Malik Bin Nebi din tahsili yapmış, çoğu yerde kendilerini ‘din adamı’ gibi takdim eden ölü fikirlerin savunucularından daha sahici ve samimi görünmektedir. Bunun sebepleri üzerine ne kadar düşünülse azdır. Onun, ulemanın sömürgeci güçlerin ideolojik savaşta kullandığı araçlar hakkında en ufak deneyimleri olmadığını, karakter yapıları itibarıyla olaylar karşısında tavır koyacak irade keskinliğinden ve olgunluktan yoksunluklarını gündeme taşıdığı hatırlanmalıdır. Denilebilir ki Bin Nebi bütün peşin yargılardan azade bir düşünürdür. Bin Nebi’de dikkat çeken husus sömürgeciliği bir ‘etik’ tartışması yapmaktan ziyade etkenlik ve edilgenlikle ilişkilendirmesi ve merkeze düşünceyi yerleştirmesidir. Sömürgecilik bir çeşit güç ve zayıflıkla ilgilidir. Hatıraları şöyle bir gözden geçirildiğinde hem dedesinin hem de babasının yaşadığı dönemle bağları, on yıllar sonra yaşadığı üç farklı zaman diliminde dedesi, babası ve kendi neslinin ruh hâllerinin nasıl bir değişim geçirdiği insanın zihninde canlanacaktır. Ne yazık ki İslâm dünyasının en önemli sorunlarından birisi hâlâ birer sömürge ülkesi konumunda bulunmalarıdır. Munsif Marzuki’nin deyimiyle “ikinci bağımsızlık” henüz gerçeklik kazanmış değildir. Günümüzde sömürgecilik tabir caizse daha kristalize olmuş hâliyle sürmektedir, bunun temel özelliği zihinlerin ipotek altına alınmasıdır.

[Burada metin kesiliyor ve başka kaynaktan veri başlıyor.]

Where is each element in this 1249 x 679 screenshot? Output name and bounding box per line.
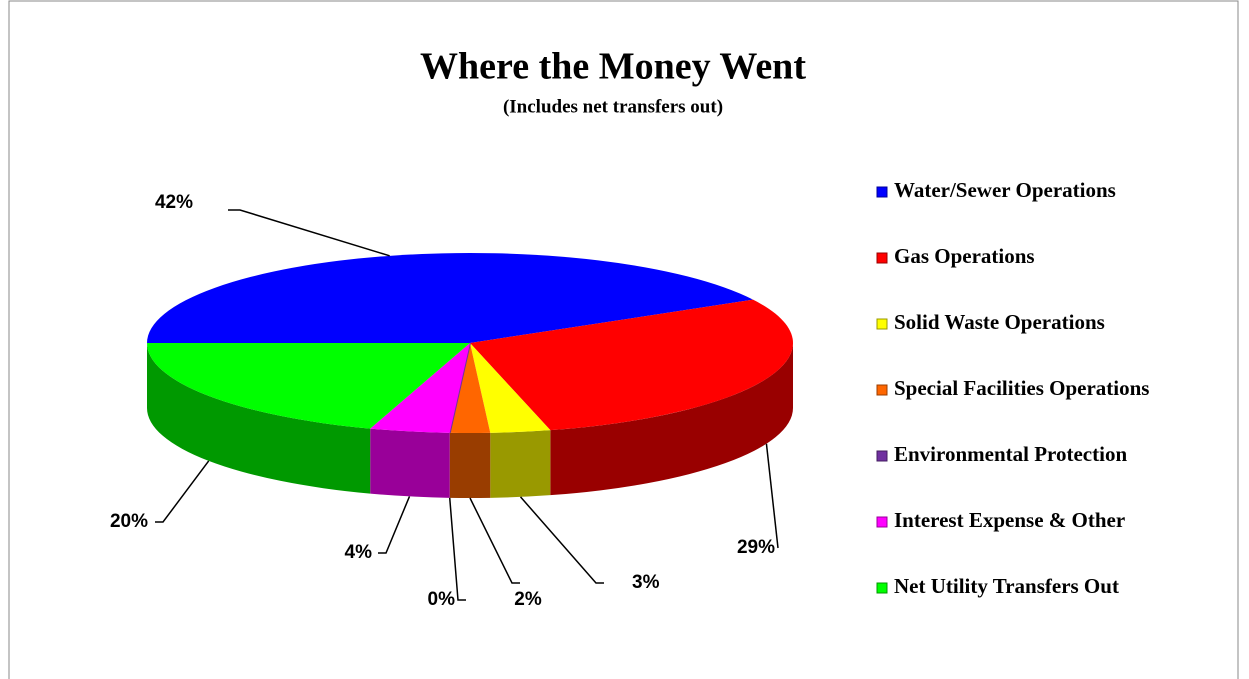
- pie-slice: [370, 343, 470, 433]
- legend-swatch: [876, 384, 888, 396]
- leader-line: [469, 497, 520, 584]
- legend-swatch: [876, 450, 888, 462]
- legend-swatch: [876, 252, 888, 264]
- data-label: 0%: [428, 589, 456, 610]
- pie-slice: [470, 343, 551, 433]
- pie-slice: [147, 253, 754, 343]
- legend-swatch: [876, 318, 888, 330]
- data-label: 4%: [345, 542, 373, 563]
- pie-side: [550, 343, 793, 496]
- pie-side: [147, 343, 371, 494]
- pie-slice: [147, 343, 470, 429]
- chart-title: Where the Money Went: [420, 46, 806, 88]
- legend-swatch: [876, 516, 888, 528]
- data-label: 2%: [514, 589, 542, 610]
- pie-side: [490, 430, 551, 498]
- leader-line: [155, 460, 210, 523]
- data-label: 42%: [155, 192, 193, 213]
- leader-line: [448, 497, 466, 601]
- legend-swatch: [876, 582, 888, 594]
- leader-line: [765, 443, 779, 549]
- data-label: 3%: [632, 572, 660, 593]
- pie-slice: [449, 343, 491, 434]
- chart-subtitle: (Includes net transfers out): [503, 96, 723, 117]
- leader-line: [519, 496, 604, 584]
- legend-label: Net Utility Transfers Out: [894, 574, 1119, 598]
- legend-label: Interest Expense & Other: [894, 508, 1125, 532]
- pie-slice: [448, 342, 471, 434]
- legend-label: Special Facilities Operations: [894, 376, 1149, 400]
- pie-slice: [470, 299, 793, 431]
- data-label: 20%: [110, 511, 148, 532]
- legend-label: Water/Sewer Operations: [894, 178, 1116, 202]
- legend-label: Solid Waste Operations: [894, 310, 1105, 334]
- legend-swatch: [876, 186, 888, 198]
- pie-side: [370, 428, 450, 498]
- legend-label: Environmental Protection: [894, 442, 1127, 466]
- leader-line: [378, 496, 411, 554]
- legend-label: Gas Operations: [894, 244, 1035, 268]
- pie-side: [449, 432, 491, 498]
- frame: [8, 0, 1239, 679]
- data-label: 29%: [737, 537, 775, 558]
- leader-line: [228, 209, 390, 257]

Bu çerçevede ideolojik savaş ajanlarının etkisini kavramak için Batılılar İslâm’a nasıl bakıyorlarsa Türkiye’deki sekülerlerin de aynı şekilde baktıklarının farkına varılmalıdır. Onlara göre İslâm gerici, yobaz, ataerkil, gelişime kapalı, otoriter, faşizan, barbar bir din.  Diğer bir deyişle ‘bütün kötülüklerin asıl kaynağı’. Elbette ideolojik savaş ajanlarının cirit attığı bu tür söylemler belli siyasi stratejilerin rızasını, meşruiyet çerçevesini üretiyor. Bu ise uzun zamandır çağdaş fikir savaşları zincirinin önemli halkalarından birini teşkil eden oryantalizmle bağlantılıdır. Bu açıdan Malik Bin Nebi okumaları, Edward Said metinleriyle daha üst bir çerçeveye taşınabilir. Türkiye’de her iki ismin hakkında çokça yazdığı emperyalizm, sömürgecilik ve oryantalizm entelektüel tartışmalardan âdeta kovulmuş durumdadır. “Oryantalist” eleştirisini bir kelime olarak bile uzun zamandır işitmeyişimizin temelinde bu vardır.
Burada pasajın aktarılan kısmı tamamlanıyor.